Join us April 2 for a conversation with Caleb Scoville from the Department of Sociology about the Delta Smelt, and the controversies surrounding this small fish.
The Delta Smelt is an endangered fish found only in the heart of California’s water distribution system. Legal protections of the species have contributed to the curtailment of water delivered to farms and cities. Rocketing onto the national political stage, it was dubbed a “stupid little fish” on the floor of the United States House and was falsely blamed for Los Angeles’ disastrous wildfires by President Trump. Following the fish from California’s water wars to America’s culture wars and back again, this project considers how thorny environmental problems emerge when attempts to control and define nature overflow into other domains of social life, and why they often only seem to multiply with every attempt to resolve them.
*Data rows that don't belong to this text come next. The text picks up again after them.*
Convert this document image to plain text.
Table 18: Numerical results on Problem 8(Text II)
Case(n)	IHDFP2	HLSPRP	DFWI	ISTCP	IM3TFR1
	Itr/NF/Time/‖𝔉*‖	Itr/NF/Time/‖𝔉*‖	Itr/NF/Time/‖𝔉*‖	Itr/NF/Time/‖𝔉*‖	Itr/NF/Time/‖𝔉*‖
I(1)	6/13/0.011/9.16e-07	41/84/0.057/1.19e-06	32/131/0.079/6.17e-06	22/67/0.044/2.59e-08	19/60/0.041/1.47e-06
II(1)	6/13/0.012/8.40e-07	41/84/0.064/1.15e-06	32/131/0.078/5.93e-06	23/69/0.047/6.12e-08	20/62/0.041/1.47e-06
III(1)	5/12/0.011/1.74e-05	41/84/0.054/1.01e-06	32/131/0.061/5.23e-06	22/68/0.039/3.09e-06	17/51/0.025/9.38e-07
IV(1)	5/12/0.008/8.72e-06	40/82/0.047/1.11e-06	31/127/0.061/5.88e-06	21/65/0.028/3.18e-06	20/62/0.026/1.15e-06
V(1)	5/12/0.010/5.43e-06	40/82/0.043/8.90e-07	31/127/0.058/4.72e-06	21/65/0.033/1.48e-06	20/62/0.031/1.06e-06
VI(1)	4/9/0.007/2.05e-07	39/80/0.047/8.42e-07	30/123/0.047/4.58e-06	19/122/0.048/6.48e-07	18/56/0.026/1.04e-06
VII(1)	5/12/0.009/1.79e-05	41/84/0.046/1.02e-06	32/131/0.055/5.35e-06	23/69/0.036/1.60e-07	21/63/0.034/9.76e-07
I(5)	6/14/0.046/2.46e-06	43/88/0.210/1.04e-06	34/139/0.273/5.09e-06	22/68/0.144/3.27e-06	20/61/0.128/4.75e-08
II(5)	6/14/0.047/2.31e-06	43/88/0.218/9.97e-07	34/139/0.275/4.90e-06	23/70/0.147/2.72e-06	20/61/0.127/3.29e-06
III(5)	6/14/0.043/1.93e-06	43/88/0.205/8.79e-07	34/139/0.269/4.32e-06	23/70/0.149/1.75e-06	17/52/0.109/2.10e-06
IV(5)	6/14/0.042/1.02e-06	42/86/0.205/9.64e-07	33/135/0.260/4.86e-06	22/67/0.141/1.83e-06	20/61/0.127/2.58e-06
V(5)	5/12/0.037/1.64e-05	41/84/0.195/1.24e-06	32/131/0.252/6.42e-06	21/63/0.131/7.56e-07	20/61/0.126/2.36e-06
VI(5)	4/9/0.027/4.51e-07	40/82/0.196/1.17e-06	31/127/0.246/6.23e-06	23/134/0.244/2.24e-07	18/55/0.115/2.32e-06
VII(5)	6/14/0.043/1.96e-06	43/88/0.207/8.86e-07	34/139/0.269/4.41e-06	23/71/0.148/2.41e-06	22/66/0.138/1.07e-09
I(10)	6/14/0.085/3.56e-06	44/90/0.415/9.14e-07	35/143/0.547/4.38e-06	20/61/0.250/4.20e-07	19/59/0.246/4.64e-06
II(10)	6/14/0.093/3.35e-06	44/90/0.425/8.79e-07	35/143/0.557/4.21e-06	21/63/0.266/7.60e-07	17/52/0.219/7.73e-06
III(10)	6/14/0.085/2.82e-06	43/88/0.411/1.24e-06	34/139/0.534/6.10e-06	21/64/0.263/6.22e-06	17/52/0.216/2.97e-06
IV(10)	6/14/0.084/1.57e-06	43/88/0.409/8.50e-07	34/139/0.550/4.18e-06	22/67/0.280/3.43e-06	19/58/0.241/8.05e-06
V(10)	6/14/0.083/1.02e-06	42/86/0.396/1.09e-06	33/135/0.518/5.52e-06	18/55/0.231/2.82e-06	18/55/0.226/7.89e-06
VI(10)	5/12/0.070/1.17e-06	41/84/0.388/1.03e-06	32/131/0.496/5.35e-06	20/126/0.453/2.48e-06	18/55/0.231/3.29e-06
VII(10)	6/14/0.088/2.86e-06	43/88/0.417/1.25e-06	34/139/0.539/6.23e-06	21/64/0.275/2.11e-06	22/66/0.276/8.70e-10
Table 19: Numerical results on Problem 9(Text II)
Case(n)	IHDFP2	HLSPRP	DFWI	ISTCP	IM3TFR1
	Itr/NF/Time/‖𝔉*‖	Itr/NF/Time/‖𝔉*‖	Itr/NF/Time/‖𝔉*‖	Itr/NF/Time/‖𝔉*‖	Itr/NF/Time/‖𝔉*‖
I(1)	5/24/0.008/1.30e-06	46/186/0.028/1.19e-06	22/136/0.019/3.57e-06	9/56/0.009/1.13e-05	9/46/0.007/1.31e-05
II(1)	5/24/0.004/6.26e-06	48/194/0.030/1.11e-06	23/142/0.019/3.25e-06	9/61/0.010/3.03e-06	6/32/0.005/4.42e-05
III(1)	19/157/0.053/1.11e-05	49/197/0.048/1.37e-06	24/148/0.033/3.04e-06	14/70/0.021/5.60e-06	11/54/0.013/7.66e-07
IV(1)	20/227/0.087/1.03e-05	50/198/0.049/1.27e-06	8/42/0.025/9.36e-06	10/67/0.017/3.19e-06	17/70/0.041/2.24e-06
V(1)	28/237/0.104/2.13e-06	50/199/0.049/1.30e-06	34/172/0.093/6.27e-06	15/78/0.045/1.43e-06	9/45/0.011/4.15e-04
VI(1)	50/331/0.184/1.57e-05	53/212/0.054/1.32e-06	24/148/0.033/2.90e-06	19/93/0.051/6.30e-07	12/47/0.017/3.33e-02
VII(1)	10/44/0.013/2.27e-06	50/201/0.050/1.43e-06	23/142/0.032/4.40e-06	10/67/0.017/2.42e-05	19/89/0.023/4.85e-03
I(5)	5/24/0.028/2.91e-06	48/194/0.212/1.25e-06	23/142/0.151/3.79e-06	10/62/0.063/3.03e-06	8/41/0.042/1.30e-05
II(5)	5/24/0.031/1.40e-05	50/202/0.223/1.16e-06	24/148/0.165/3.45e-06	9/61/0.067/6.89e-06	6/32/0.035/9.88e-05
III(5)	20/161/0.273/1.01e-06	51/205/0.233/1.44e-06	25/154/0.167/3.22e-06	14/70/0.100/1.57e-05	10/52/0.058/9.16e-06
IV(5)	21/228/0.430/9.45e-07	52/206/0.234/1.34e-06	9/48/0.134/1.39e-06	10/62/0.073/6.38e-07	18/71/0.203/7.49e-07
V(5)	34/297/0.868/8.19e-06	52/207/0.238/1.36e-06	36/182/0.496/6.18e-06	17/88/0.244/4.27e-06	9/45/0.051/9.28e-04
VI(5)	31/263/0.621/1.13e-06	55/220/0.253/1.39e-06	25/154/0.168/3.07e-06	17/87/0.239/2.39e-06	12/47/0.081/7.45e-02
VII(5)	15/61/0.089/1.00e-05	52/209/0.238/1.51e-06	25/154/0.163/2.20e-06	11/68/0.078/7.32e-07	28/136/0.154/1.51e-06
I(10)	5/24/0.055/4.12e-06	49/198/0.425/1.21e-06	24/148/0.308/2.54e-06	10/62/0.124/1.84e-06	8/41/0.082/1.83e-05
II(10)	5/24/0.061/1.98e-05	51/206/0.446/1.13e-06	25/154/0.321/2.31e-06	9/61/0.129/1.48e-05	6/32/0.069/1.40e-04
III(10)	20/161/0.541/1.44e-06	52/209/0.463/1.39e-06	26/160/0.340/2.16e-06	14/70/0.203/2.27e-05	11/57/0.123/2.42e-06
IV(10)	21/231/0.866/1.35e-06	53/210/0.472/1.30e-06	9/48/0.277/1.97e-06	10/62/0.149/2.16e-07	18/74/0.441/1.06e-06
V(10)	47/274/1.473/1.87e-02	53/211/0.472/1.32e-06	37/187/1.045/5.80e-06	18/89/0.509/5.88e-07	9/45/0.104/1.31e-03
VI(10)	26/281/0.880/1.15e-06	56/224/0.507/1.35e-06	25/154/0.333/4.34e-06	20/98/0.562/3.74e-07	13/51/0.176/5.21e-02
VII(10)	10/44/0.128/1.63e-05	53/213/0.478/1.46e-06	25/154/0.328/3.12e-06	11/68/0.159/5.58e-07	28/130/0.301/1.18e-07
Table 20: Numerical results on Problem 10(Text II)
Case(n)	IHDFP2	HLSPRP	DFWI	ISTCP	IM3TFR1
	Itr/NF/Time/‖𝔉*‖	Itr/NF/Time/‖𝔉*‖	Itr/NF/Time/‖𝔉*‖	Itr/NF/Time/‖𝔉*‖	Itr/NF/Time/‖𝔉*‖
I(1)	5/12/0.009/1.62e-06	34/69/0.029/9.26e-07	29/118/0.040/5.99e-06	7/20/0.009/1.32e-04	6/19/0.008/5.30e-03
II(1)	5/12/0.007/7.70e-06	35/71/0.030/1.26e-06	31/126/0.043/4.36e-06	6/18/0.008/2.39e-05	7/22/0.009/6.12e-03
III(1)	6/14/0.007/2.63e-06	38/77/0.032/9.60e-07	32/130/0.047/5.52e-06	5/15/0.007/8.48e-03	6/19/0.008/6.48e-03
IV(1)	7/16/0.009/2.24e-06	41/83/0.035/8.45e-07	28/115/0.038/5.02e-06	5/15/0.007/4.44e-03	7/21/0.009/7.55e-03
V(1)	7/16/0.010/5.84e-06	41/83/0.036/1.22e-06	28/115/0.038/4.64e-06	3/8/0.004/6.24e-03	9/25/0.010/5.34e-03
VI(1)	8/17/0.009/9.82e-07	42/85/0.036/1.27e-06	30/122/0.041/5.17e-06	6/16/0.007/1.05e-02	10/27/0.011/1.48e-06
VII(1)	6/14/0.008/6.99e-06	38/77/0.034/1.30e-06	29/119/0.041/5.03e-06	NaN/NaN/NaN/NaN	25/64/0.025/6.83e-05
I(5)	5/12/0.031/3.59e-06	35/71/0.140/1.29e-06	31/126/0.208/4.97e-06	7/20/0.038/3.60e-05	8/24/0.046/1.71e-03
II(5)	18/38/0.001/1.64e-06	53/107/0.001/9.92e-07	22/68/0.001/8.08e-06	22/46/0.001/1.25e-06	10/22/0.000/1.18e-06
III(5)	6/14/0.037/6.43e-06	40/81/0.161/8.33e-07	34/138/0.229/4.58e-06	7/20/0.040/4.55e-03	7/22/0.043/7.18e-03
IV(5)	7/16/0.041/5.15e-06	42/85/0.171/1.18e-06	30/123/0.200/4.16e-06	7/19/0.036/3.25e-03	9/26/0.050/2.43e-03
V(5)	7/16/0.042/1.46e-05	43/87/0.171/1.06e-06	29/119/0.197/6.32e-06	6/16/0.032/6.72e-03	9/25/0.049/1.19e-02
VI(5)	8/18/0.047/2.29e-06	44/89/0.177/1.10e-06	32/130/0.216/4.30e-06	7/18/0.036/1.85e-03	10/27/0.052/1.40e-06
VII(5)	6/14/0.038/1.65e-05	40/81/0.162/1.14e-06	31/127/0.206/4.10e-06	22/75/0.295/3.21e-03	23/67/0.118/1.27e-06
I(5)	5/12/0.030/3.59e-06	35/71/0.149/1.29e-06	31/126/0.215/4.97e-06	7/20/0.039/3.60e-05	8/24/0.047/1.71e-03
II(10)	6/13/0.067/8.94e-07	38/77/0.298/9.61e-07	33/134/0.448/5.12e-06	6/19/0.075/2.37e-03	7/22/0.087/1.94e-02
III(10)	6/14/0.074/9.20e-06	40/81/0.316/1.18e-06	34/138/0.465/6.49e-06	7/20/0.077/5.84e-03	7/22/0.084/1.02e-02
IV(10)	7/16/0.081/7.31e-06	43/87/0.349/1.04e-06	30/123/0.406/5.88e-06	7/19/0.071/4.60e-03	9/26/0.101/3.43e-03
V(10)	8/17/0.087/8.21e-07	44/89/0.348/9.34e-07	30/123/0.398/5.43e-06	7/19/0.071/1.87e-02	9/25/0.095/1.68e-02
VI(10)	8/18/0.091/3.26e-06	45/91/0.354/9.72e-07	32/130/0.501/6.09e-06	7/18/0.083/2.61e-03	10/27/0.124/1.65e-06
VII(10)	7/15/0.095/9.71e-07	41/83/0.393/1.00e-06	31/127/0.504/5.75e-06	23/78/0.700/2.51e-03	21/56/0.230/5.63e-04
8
Caleb Scoville is an Assistant Professor of Sociology at Tufts University and a recipient of an American Council of Learned Societies (ACLS) fellowship. His research centers on the politics of environmental knowledge and the dynamics of environmental controversies. Caleb’s published work has appeared in the American Journal of Sociology, Science, and Theory and Society, among other venues. His book project on the case of the Delta Smelt is under advance contract with Columbia University Press.